Why does data need to to encrypted for my submitted files?

It is one of the security steps the EGA has implemented. In case of a security breach, people without the proper encryption key will not be able to read or use the information that could have been leaked. This measure is essential when working with sensitive data, such as controlled access human data.

All submitters must use crypt4gh to create EGA compliant files prior to uploading them. This encryption is GPG-based, using EGA’s public key.

Why are my files not available if I see them in the INBOX?

There exists a time window between the data upload and the availability of such files via the Submitter Portal. For this reason, some metadata (run and analysis objects) cannot be registered until at least 24 hours after the files have been uploaded to your box.

Why are MD5 sum values generated for my submitted files?

We require pre- and post- encryption MD5 (message-digest) checksum values to be provided for all submitted files. These 128-bit values are computed using the content of each file, creating unique sequences that allow us to ensure that file integrity has been maintained during the transfer process. In other words, if the MD5 checksums we generate and those you generated match, we infer that the content of the transferred files is correct (i.e. files are not corrupted or truncated). MD5 checksums are computed automatically using the crypt4gh tool provided.

Your submission will not be accepted and may be significantly delayed if you do not provide MD5 checksum values for all data files in the required format.

How can I check if my files are correctly uploaded to the inbox?

It is important to check the status pf your file so you know whether your files are in the inbox, being processed, or if there is any issue with one of them. In order to check this, you should:

Look for the file locally.
Drag and drop it to the file table. Then bars will appear on the table, which means that we are processing it.
- Green: The files checksum are correct and your file will move to “ingested files”. No further actions are needed from your end..
- Red: The files checksum does not match and your file needs to be re-uploaded. Please re-upload relevant files to your inbox using the same path.

After Submission

How do I use my accession number in my publication?

We suggest the use of the below template, using your study accession ID (EGAS…) :

Data has been deposited at the European Genome-phenome Archive (EGA), which is hosted by the EBI and the CRG, under accession number EGASXXXXXXXXXXX. Further information about EGA can be found at https://ega-archive.org and "The European Genome-phenome Archive of human data consented for biomedical research"

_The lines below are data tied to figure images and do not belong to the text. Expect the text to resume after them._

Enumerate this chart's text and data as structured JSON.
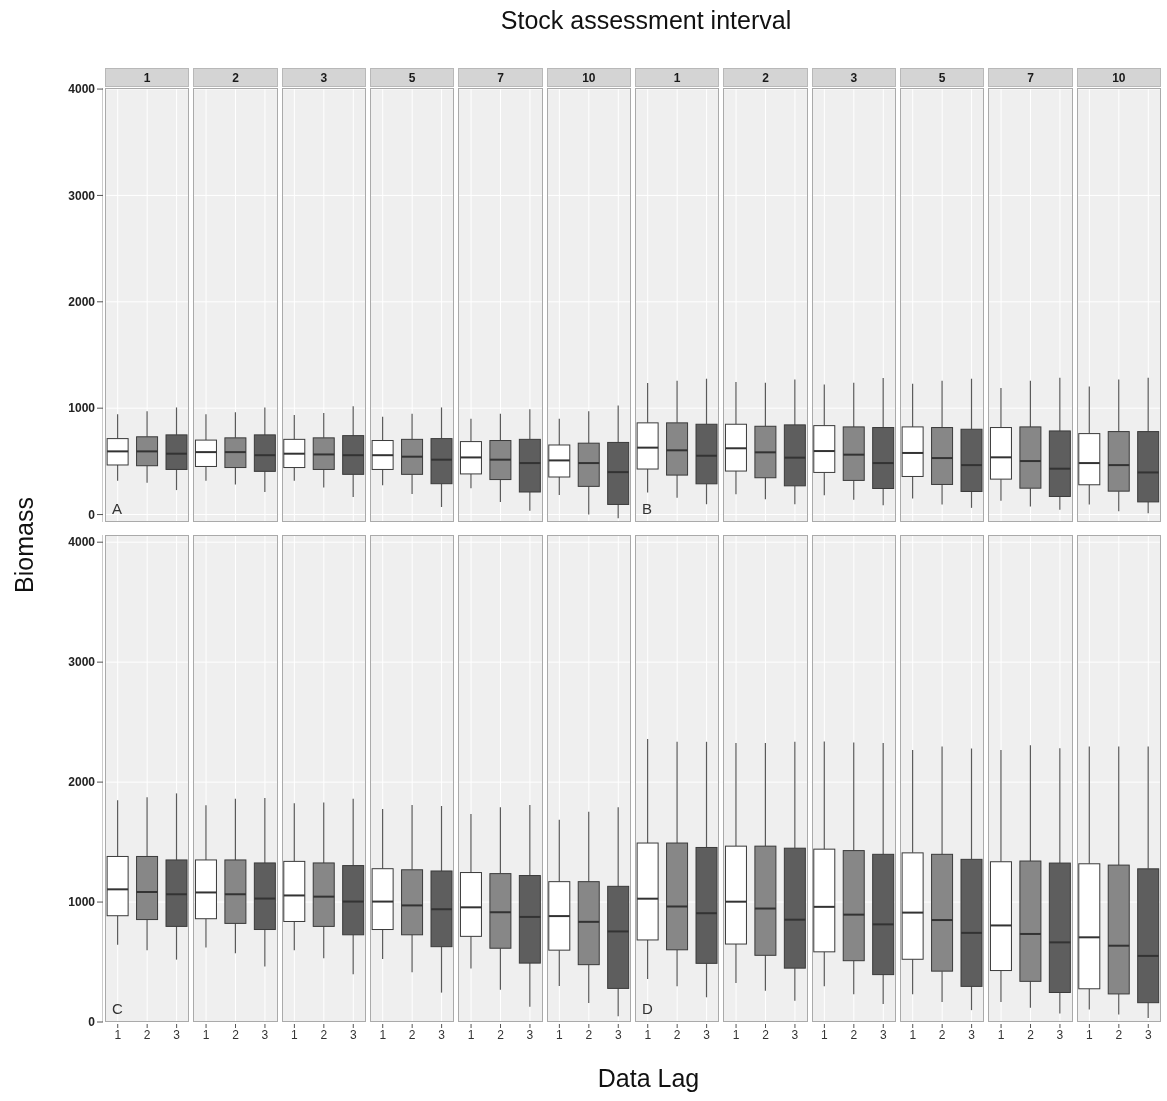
{
  "chart_data": [
    {
      "type": "other",
      "title": "Stock assessment interval",
      "xlabel": "Data Lag",
      "ylabel": "Biomass"
    },
    {
      "type": "box",
      "categories": [
        null,
        null,
        null,
        null,
        null,
        null,
        null,
        null,
        null,
        null,
        null,
        null,
        null,
        null,
        null,
        null,
        null,
        null,
        null,
        null,
        null,
        null,
        null,
        null,
        null,
        null,
        null,
        null,
        null,
        null,
        null,
        null,
        null,
        null,
        null,
        null
      ],
      "colors": [
        "#ffffff",
        "#878787",
        "#5e5e5e",
        "#ffffff",
        "#878787",
        "#5e5e5e",
        "#ffffff",
        "#878787",
        "#5e5e5e",
        "#ffffff",
        "#878787",
        "#5e5e5e",
        "#ffffff",
        "#878787",
        "#5e5e5e",
        "#ffffff",
        "#878787",
        "#5e5e5e",
        "#ffffff",
        "#878787",
        "#5e5e5e",
        "#ffffff",
        "#878787",
        "#5e5e5e",
        "#ffffff",
        "#878787",
        "#5e5e5e",
        "#ffffff",
        "#878787",
        "#5e5e5e",
        "#ffffff",
        "#878787",
        "#5e5e5e",
        "#ffffff",
        "#878787",
        "#5e5e5e"
      ],
      "ylim": [
        -70,
        4010
      ],
      "yticks": [
        0,
        1000,
        2000,
        3000,
        4000
      ],
      "grid": true,
      "tick_labels": "y",
      "annotations": [
        "1",
        "2",
        "3",
        "5",
        "7",
        "10",
        "1",
        "2",
        "3",
        "5",
        "7",
        "10",
        "A",
        "B"
      ],
      "boxes": [
        {
          "low": 318,
          "q1": 466,
          "median": 594,
          "q3": 714,
          "high": 943
        },
        {
          "low": 300,
          "q1": 459,
          "median": 594,
          "q3": 731,
          "high": 972
        },
        {
          "low": 230,
          "q1": 424,
          "median": 572,
          "q3": 749,
          "high": 1007
        },
        {
          "low": 318,
          "q1": 452,
          "median": 587,
          "q3": 700,
          "high": 943
        },
        {
          "low": 283,
          "q1": 442,
          "median": 587,
          "q3": 721,
          "high": 961
        },
        {
          "low": 212,
          "q1": 406,
          "median": 558,
          "q3": 749,
          "high": 1007
        },
        {
          "low": 318,
          "q1": 442,
          "median": 572,
          "q3": 707,
          "high": 936
        },
        {
          "low": 254,
          "q1": 424,
          "median": 565,
          "q3": 721,
          "high": 954
        },
        {
          "low": 166,
          "q1": 378,
          "median": 558,
          "q3": 742,
          "high": 1018
        },
        {
          "low": 276,
          "q1": 424,
          "median": 558,
          "q3": 696,
          "high": 919
        },
        {
          "low": 194,
          "q1": 378,
          "median": 544,
          "q3": 707,
          "high": 947
        },
        {
          "low": 71,
          "q1": 290,
          "median": 516,
          "q3": 714,
          "high": 1007
        },
        {
          "low": 247,
          "q1": 382,
          "median": 537,
          "q3": 686,
          "high": 901
        },
        {
          "low": 117,
          "q1": 329,
          "median": 516,
          "q3": 696,
          "high": 947
        },
        {
          "low": 35,
          "q1": 212,
          "median": 484,
          "q3": 707,
          "high": 989
        },
        {
          "low": 184,
          "q1": 353,
          "median": 509,
          "q3": 654,
          "high": 901
        },
        {
          "low": 0,
          "q1": 265,
          "median": 484,
          "q3": 671,
          "high": 972
        },
        {
          "low": -35,
          "q1": 95,
          "median": 399,
          "q3": 678,
          "high": 1025
        },
        {
          "low": 208,
          "q1": 428,
          "median": 629,
          "q3": 862,
          "high": 1236
        },
        {
          "low": 157,
          "q1": 371,
          "median": 604,
          "q3": 862,
          "high": 1258
        },
        {
          "low": 97,
          "q1": 289,
          "median": 553,
          "q3": 849,
          "high": 1277
        },
        {
          "low": 192,
          "q1": 409,
          "median": 623,
          "q3": 849,
          "high": 1245
        },
        {
          "low": 145,
          "q1": 346,
          "median": 585,
          "q3": 830,
          "high": 1239
        },
        {
          "low": 97,
          "q1": 270,
          "median": 535,
          "q3": 843,
          "high": 1270
        },
        {
          "low": 182,
          "q1": 396,
          "median": 597,
          "q3": 836,
          "high": 1223
        },
        {
          "low": 138,
          "q1": 321,
          "median": 563,
          "q3": 824,
          "high": 1239
        },
        {
          "low": 88,
          "q1": 245,
          "median": 484,
          "q3": 818,
          "high": 1283
        },
        {
          "low": 151,
          "q1": 358,
          "median": 579,
          "q3": 824,
          "high": 1230
        },
        {
          "low": 94,
          "q1": 283,
          "median": 531,
          "q3": 818,
          "high": 1258
        },
        {
          "low": 63,
          "q1": 217,
          "median": 465,
          "q3": 802,
          "high": 1277
        },
        {
          "low": 129,
          "q1": 333,
          "median": 538,
          "q3": 818,
          "high": 1189
        },
        {
          "low": 75,
          "q1": 248,
          "median": 503,
          "q3": 824,
          "high": 1258
        },
        {
          "low": 44,
          "q1": 170,
          "median": 431,
          "q3": 786,
          "high": 1286
        },
        {
          "low": 94,
          "q1": 280,
          "median": 484,
          "q3": 761,
          "high": 1204
        },
        {
          "low": 31,
          "q1": 220,
          "median": 465,
          "q3": 780,
          "high": 1270
        },
        {
          "low": 13,
          "q1": 119,
          "median": 396,
          "q3": 780,
          "high": 1286
        }
      ]
    },
    {
      "type": "box",
      "categories": [
        "1",
        "2",
        "3",
        "1",
        "2",
        "3",
        "1",
        "2",
        "3",
        "1",
        "2",
        "3",
        "1",
        "2",
        "3",
        "1",
        "2",
        "3",
        "1",
        "2",
        "3",
        "1",
        "2",
        "3",
        "1",
        "2",
        "3",
        "1",
        "2",
        "3",
        "1",
        "2",
        "3",
        "1",
        "2",
        "3"
      ],
      "colors": [
        "#ffffff",
        "#878787",
        "#5e5e5e",
        "#ffffff",
        "#878787",
        "#5e5e5e",
        "#ffffff",
        "#878787",
        "#5e5e5e",
        "#ffffff",
        "#878787",
        "#5e5e5e",
        "#ffffff",
        "#878787",
        "#5e5e5e",
        "#ffffff",
        "#878787",
        "#5e5e5e",
        "#ffffff",
        "#878787",
        "#5e5e5e",
        "#ffffff",
        "#878787",
        "#5e5e5e",
        "#ffffff",
        "#878787",
        "#5e5e5e",
        "#ffffff",
        "#878787",
        "#5e5e5e",
        "#ffffff",
        "#878787",
        "#5e5e5e",
        "#ffffff",
        "#878787",
        "#5e5e5e"
      ],
      "ylim": [
        0,
        4060
      ],
      "yticks": [
        0,
        1000,
        2000,
        3000,
        4000
      ],
      "grid": true,
      "annotations": [
        "C",
        "D"
      ],
      "boxes": [
        {
          "low": 644,
          "q1": 886,
          "median": 1106,
          "q3": 1380,
          "high": 1849
        },
        {
          "low": 599,
          "q1": 854,
          "median": 1084,
          "q3": 1380,
          "high": 1874
        },
        {
          "low": 520,
          "q1": 797,
          "median": 1065,
          "q3": 1351,
          "high": 1906
        },
        {
          "low": 622,
          "q1": 861,
          "median": 1080,
          "q3": 1351,
          "high": 1807
        },
        {
          "low": 574,
          "q1": 822,
          "median": 1065,
          "q3": 1351,
          "high": 1861
        },
        {
          "low": 462,
          "q1": 771,
          "median": 1029,
          "q3": 1326,
          "high": 1868
        },
        {
          "low": 599,
          "q1": 838,
          "median": 1055,
          "q3": 1339,
          "high": 1823
        },
        {
          "low": 532,
          "q1": 797,
          "median": 1045,
          "q3": 1326,
          "high": 1829
        },
        {
          "low": 398,
          "q1": 727,
          "median": 1004,
          "q3": 1304,
          "high": 1861
        },
        {
          "low": 526,
          "q1": 771,
          "median": 1004,
          "q3": 1278,
          "high": 1775
        },
        {
          "low": 414,
          "q1": 727,
          "median": 972,
          "q3": 1269,
          "high": 1810
        },
        {
          "low": 245,
          "q1": 628,
          "median": 940,
          "q3": 1259,
          "high": 1801
        },
        {
          "low": 446,
          "q1": 714,
          "median": 956,
          "q3": 1246,
          "high": 1734
        },
        {
          "low": 268,
          "q1": 615,
          "median": 915,
          "q3": 1237,
          "high": 1791
        },
        {
          "low": 127,
          "q1": 491,
          "median": 876,
          "q3": 1221,
          "high": 1810
        },
        {
          "low": 300,
          "q1": 599,
          "median": 883,
          "q3": 1170,
          "high": 1686
        },
        {
          "low": 159,
          "q1": 478,
          "median": 835,
          "q3": 1170,
          "high": 1753
        },
        {
          "low": 48,
          "q1": 280,
          "median": 755,
          "q3": 1131,
          "high": 1791
        },
        {
          "low": 359,
          "q1": 684,
          "median": 1028,
          "q3": 1492,
          "high": 2359
        },
        {
          "low": 297,
          "q1": 602,
          "median": 963,
          "q3": 1492,
          "high": 2336
        },
        {
          "low": 206,
          "q1": 489,
          "median": 907,
          "q3": 1455,
          "high": 2336
        },
        {
          "low": 325,
          "q1": 650,
          "median": 1003,
          "q3": 1466,
          "high": 2325
        },
        {
          "low": 260,
          "q1": 556,
          "median": 946,
          "q3": 1466,
          "high": 2325
        },
        {
          "low": 178,
          "q1": 449,
          "median": 853,
          "q3": 1449,
          "high": 2336
        },
        {
          "low": 297,
          "q1": 585,
          "median": 960,
          "q3": 1441,
          "high": 2339
        },
        {
          "low": 232,
          "q1": 511,
          "median": 895,
          "q3": 1429,
          "high": 2331
        },
        {
          "low": 150,
          "q1": 395,
          "median": 814,
          "q3": 1398,
          "high": 2325
        },
        {
          "low": 232,
          "q1": 523,
          "median": 912,
          "q3": 1410,
          "high": 2268
        },
        {
          "low": 167,
          "q1": 424,
          "median": 850,
          "q3": 1398,
          "high": 2297
        },
        {
          "low": 99,
          "q1": 297,
          "median": 743,
          "q3": 1356,
          "high": 2280
        },
        {
          "low": 167,
          "q1": 429,
          "median": 805,
          "q3": 1336,
          "high": 2268
        },
        {
          "low": 119,
          "q1": 339,
          "median": 734,
          "q3": 1342,
          "high": 2308
        },
        {
          "low": 71,
          "q1": 246,
          "median": 664,
          "q3": 1325,
          "high": 2282
        },
        {
          "low": 105,
          "q1": 277,
          "median": 706,
          "q3": 1319,
          "high": 2297
        },
        {
          "low": 62,
          "q1": 234,
          "median": 636,
          "q3": 1308,
          "high": 2297
        },
        {
          "low": 34,
          "q1": 161,
          "median": 551,
          "q3": 1277,
          "high": 2297
        }
      ]
    }
  ]
}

Your study ID will be the one that groups your whole submission, and thus its usage is recommended as such. Nevertheless, all metadata submitted to EGA hold a unique and persistent identifier (starting with EGA…) that can be used to identify specific records. For example, you could reference a specific dataset (EGAD…) or sample (EGAN…) in your publications (see full list of identifiers).

How do I make my data searchable?

Once you have finalized your submission, you can schedule the data release. Please take into account that the release process needs time for the files to be archived in our system, and for the Helpdesk team to validate your submission.

Can I withdraw (meta)data from the EGA?

We have methods in place for the secure removal of deposited (meta)data. Contact EGA-helpdesk for further details.

EGA complies with FAIRness of (meta)data, and thus, even when the data is removed we keep an entry for their identifiers in our system. In other words, we execute a soft delete on canceled objects (e.g. a study): metadata is still stored in our systems, but it loses all links, cannot be queried and data files cannot be retrieved anymore. The reason behind this behaviour is so that queries using withdrawn data properly respond back (see example of a canceled study).

What happens to the data once it has been submitted to the EGA?

When the data is submitted, the submitter can choose either keep their data private or schedule the release of their data.